Walt McClements is a man of many ideas. He’s well-traveled and talented, and he’s showcasing a new project this Saturday at AllWays Lounge—a one-man band known as Lonesome Leash. “Directly, the name came from a song title of what is now a Why Are We Building Such a Big Ship? song. In a broader sense, it takes on the question of what ties you to yourself, or what ties you to your solitude.”

I caught up with Walt as he was pulling into his parents’ driveway in Durham, North Carolina. “I’m frantically trying to repair my accordion. Last night I was having weird technical difficulties in DC with my accordion pickups, but I feel like it must have resolved itself during the drive, because now I can’t find where it was shorting out.” He’s referring to his performance at DC’s Velvet Lounge on Sunday night, one stop on a tour supporting his debut release I Am No Captain.

A member of Dark Dark Dark, Panorama Jazz Band, Why Are We Building Such a Big Ship?, and a former member of Hurray For The Riff Raff, Walt can certainly call the road his friend. He’s traveling solo this time around, and finding it just shy of overwhelming.

“It’s very nice, but it’s also very hectic. In terms of waking up, answering emails, driving 4-8 hours, loading in, loading out – I’m never too on top of my booking things. Getting to play for people, and self-releasing, it’s really working for yourself. It can be quite daunting when your accordion starts breaking though.”

On first visiting New Orleans at the ripe age of 19, and why he chose to call our great city his home, McClements comments, “When I first moved there it was the best feeling as a performer. Incredibly supportive. As soon as you gave something, people replied, “That’s great! Now give us more!” I’m on tour a whole lot right now, but I think I will stay in New Orleans. I have no idea what I’m doing with my life.”
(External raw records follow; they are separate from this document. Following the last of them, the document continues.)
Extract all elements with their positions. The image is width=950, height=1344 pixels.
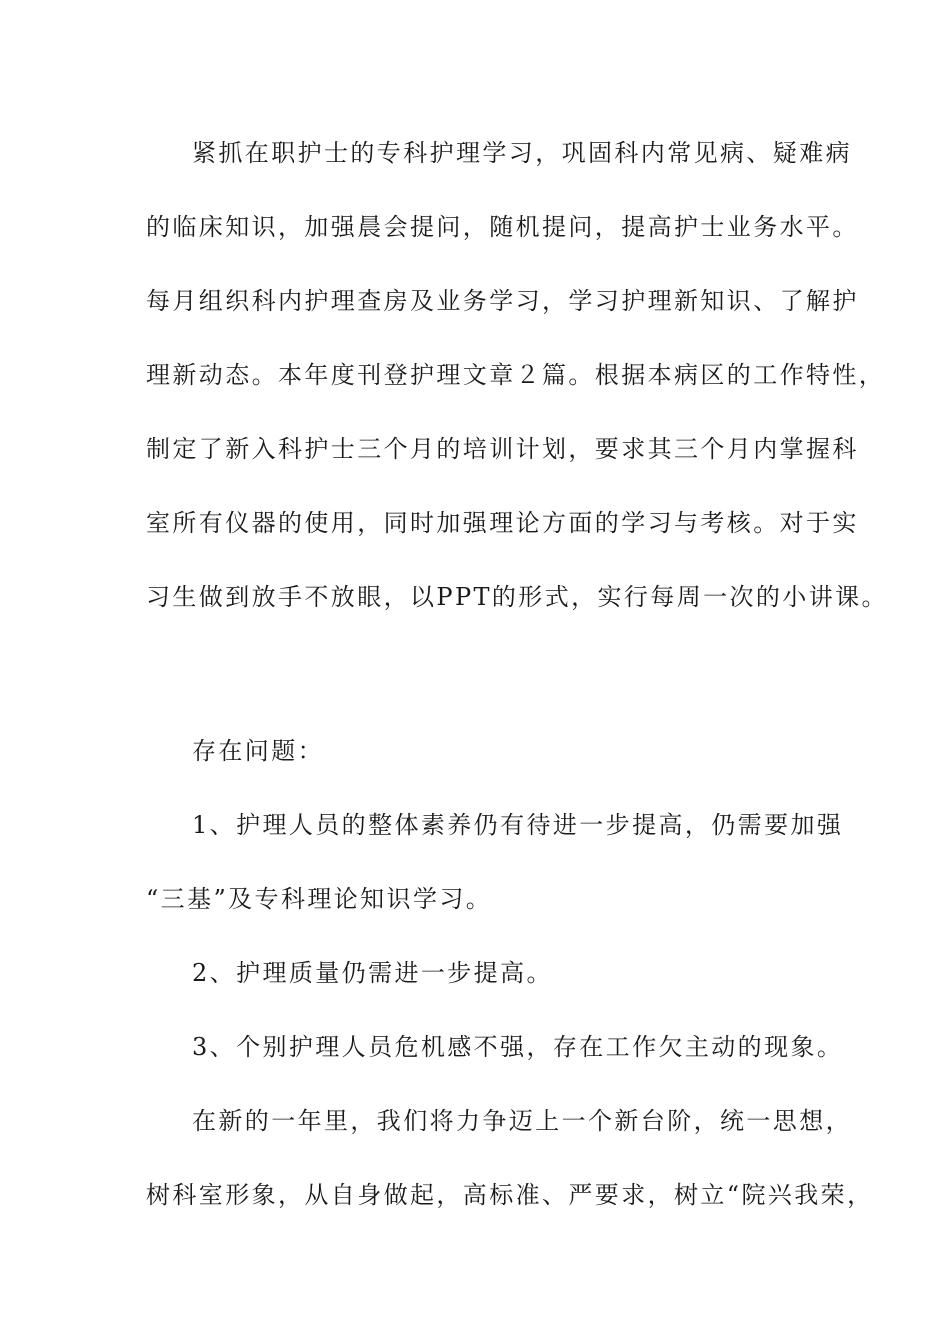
issue-item-3: 3、个别护理人员危机感不强，存在工作欠主动的现象。	[192, 1033, 844, 1061]
paragraph-line: 理新动态。本年度刊登护理文章２篇。根据本病区的工作特性，	[146, 361, 886, 389]
paragraph-line: 室所有仪器的使用，同时加强理论方面的学习与考核。对于实	[146, 509, 859, 537]
issue-item-2: 2、护理质量仍需进一步提高。	[192, 959, 553, 987]
paragraph-line: 在新的一年里，我们将力争迈上一个新台阶，统一思想，	[192, 1107, 852, 1135]
paragraph-line: 每月组织科内护理查房及业务学习，学习护理新知识、了解护	[146, 287, 859, 315]
paragraph-line: 紧抓在职护士的专科护理学习，巩固科内常见病、疑难病	[192, 139, 852, 167]
issue-item-1-continuation: “三基”及专科理论知识学习。	[146, 885, 493, 913]
paragraph-line: 制定了新入科护士三个月的培训计划，要求其三个月内掌握科	[146, 435, 859, 463]
paragraph-line: 习生做到放手不放眼，以PPT的形式，实行每周一次的小讲课。	[146, 583, 888, 611]
issue-item-1: 1、护理人员的整体素养仍有待进一步提高，仍需要加强	[192, 811, 844, 839]
paragraph-line: 的临床知识，加强晨会提问，随机提问，提高护士业务水平。	[146, 213, 859, 241]
paragraph-line: 树科室形象，从自身做起，高标准、严要求，树立“院兴我荣，	[146, 1181, 874, 1209]
section-heading: 存在问题：	[192, 737, 324, 765]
Lonesome Leash has gotten some early comparisons to The Decemberists and Future Islands, but Walt doesn’t agree these are fair associations. “This project, while it certainly still has a lot of folk music type shit, I think of it as more of a raw, weird, noisy, rock project. I don’t know if I’m necessarily pulling it off!”

Released on January 1, I Am No Captain is seven songs recalling the romanticism that is New Orleans. The beautiful decay of “Ghosts,” the album’s closer, will stop you in your tracks with its haunting accordion backing Walt’s voice; “There are ghosts between us as we lay.”

The Lonesome Leash Release Party is at 11pm at AllWays Lounge on Saturday, January 12.